Que n’a-t-on entendu pour renvoyer les pratiquants de l’Islam vers leur sphère privée ! Et je te cause des prières dans la rue, et je t’assomme avec le port du voile et je dois te faire ôter le foulard et je stoppe la construction des mosquées. Par contre, bizarrement, très bizarrement,  le principe de laïcité est passé sous silence dès que nous accostons les rivages du catholicisme.

Tout dernièrement, l’anonyme député UMP, Jean-Claude Carle, sénateur de Haute-Savoie ( il tenta de faire invalider le PACS, il signa une pétition contre l’homoparentalité) veut se faire un nom via son soutien à l’enseignement privé, majoritairement catholique, puisqu’il a déposé en sa faveur un amendement qui prévoit 250 postes supplémentaires. Alors que l’Etat ne cesse de rétrécir la part du budget alloué à l’Education Nationale sous prétexte d’un besoin urgent de réduction des finances publiques, notre charitable député ne trouve pas mieux que d’offrir 4 millions d’euros à l’enseignement privé.
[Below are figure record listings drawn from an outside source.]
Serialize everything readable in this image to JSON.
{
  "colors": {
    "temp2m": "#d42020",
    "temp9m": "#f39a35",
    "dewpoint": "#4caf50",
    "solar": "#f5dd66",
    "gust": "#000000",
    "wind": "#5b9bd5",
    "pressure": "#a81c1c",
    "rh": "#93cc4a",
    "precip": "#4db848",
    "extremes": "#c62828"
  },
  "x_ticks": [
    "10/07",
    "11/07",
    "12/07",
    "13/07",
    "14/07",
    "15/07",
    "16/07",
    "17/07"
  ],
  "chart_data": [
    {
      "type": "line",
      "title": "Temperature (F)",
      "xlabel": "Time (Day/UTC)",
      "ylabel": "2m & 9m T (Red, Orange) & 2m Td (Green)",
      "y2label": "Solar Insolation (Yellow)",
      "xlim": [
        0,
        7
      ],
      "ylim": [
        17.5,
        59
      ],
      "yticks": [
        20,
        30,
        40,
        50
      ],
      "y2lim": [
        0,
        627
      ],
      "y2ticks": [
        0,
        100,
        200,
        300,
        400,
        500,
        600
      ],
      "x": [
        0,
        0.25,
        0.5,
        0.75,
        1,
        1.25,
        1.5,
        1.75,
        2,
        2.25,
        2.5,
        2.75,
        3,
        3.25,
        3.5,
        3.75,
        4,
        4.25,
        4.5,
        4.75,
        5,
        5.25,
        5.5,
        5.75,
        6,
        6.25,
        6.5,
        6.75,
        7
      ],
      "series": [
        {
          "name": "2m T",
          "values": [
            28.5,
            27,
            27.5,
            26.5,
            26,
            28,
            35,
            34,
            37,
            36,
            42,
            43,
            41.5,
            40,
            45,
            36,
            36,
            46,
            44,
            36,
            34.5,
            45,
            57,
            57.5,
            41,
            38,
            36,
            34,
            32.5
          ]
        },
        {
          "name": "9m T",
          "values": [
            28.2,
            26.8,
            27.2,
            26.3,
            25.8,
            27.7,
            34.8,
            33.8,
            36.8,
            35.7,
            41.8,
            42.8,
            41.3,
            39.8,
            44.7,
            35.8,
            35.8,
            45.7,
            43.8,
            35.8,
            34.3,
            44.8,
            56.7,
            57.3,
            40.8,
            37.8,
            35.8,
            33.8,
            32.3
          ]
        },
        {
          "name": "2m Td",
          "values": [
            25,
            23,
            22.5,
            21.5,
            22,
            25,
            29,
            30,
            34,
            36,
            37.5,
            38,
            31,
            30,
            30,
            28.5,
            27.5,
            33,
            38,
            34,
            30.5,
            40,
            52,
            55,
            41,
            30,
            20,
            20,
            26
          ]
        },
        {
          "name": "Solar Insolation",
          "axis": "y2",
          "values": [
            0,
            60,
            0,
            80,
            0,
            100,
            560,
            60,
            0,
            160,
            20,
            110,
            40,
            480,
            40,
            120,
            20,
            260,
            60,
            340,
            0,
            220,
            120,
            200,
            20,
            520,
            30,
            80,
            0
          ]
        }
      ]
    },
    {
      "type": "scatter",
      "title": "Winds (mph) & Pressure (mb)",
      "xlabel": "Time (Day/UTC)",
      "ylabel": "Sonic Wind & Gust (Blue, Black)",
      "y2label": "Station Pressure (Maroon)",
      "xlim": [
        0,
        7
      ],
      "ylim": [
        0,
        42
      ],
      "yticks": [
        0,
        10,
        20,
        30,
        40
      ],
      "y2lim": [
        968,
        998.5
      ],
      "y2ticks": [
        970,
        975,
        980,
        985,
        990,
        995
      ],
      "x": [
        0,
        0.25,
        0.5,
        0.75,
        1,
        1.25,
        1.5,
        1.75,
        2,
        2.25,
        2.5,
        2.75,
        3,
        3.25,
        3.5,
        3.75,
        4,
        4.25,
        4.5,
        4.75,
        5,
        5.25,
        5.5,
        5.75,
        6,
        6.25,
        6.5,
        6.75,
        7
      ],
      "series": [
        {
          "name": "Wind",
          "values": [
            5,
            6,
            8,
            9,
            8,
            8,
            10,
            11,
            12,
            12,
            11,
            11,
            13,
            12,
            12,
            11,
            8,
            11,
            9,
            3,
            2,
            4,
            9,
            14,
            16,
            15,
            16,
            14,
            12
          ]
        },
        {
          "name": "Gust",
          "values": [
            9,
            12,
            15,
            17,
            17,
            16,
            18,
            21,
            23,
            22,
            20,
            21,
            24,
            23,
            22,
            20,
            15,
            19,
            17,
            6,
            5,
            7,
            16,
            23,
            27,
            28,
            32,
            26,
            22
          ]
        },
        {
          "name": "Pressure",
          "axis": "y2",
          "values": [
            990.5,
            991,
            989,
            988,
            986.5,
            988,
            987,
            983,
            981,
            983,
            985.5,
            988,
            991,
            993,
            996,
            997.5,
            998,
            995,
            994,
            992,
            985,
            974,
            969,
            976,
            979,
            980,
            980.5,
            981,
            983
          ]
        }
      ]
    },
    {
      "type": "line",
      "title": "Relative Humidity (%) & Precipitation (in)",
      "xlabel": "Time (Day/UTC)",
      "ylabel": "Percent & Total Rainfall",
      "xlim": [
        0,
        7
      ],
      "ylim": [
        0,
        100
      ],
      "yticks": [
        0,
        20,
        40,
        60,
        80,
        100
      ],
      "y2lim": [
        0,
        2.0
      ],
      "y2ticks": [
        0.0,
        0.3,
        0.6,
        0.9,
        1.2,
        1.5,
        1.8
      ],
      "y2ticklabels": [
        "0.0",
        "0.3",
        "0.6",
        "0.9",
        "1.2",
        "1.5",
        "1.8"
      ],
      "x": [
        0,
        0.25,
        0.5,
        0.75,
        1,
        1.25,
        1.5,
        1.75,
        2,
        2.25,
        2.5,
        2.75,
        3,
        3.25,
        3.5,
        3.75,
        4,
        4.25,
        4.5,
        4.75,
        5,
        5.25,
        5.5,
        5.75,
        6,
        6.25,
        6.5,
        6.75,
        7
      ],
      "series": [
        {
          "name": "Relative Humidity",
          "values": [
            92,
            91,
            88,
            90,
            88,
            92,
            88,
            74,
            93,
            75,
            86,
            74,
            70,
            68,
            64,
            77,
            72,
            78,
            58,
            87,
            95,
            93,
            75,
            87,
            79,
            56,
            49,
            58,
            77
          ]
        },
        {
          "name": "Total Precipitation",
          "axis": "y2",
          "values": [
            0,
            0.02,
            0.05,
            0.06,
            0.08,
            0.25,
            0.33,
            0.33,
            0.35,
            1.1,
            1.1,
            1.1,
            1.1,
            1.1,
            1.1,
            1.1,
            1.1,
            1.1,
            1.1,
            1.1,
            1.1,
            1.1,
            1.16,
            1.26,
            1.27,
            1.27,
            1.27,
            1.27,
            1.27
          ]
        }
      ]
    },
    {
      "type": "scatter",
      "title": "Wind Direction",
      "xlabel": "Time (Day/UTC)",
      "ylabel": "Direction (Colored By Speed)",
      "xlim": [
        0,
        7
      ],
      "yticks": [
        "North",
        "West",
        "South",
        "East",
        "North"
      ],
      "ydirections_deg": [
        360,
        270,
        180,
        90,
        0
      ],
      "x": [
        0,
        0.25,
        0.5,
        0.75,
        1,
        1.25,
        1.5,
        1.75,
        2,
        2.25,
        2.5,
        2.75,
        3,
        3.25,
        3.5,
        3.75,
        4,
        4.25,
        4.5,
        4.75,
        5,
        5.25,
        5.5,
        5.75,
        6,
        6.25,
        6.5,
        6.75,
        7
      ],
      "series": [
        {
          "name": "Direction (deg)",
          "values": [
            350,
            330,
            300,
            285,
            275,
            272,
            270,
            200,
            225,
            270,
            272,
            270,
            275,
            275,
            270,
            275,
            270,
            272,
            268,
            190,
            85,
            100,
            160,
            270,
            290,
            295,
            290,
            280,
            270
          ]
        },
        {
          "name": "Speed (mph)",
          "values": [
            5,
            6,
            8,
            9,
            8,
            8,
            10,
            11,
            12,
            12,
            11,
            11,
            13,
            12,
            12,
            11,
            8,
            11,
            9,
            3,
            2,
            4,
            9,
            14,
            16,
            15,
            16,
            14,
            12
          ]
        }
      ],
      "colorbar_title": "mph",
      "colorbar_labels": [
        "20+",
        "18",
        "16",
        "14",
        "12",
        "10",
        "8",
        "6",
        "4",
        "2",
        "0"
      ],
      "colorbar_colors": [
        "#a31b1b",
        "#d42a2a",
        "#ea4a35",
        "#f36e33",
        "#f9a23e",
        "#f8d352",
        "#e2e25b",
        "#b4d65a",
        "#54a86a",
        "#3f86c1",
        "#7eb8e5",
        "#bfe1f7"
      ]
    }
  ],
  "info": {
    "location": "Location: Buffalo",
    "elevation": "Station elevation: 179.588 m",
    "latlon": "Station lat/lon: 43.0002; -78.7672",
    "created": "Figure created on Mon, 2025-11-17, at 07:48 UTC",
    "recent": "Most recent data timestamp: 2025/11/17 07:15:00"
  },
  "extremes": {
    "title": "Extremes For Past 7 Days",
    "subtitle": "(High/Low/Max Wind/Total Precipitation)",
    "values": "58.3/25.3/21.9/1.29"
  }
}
Bon Dieu, se dit BiBi, 4 millions d’euros au moment même où l’on supprime les postes dans les établissements publics.

Rappelons, chiffres à l’appui, que sur les 16000 postes supprimés en cette année 2011, seuls 1633 concernent le privé. L’enseignement privé représente aujourd’hui prés de 20% des élèves. Selon la règle traditionnelle (revendiquée par l’enseignement catholique et concédée en 1985) il lui appartient de prendre une part de suppression à cette même hauteur. En acceptant cette logique, plus de 3400 postes devraient logiquement lui être retirés.

Certes Dieu y reconnaîtra les siens mais en attendant, notre Chouchou qui préfère le curé à l’Instituteur, a une nouvelle fois gravement péché. Et cela justifie donc cette Prière-BiBi pour la laïcité.

Source : Journal du Droit des Jeunes (janvier 2011).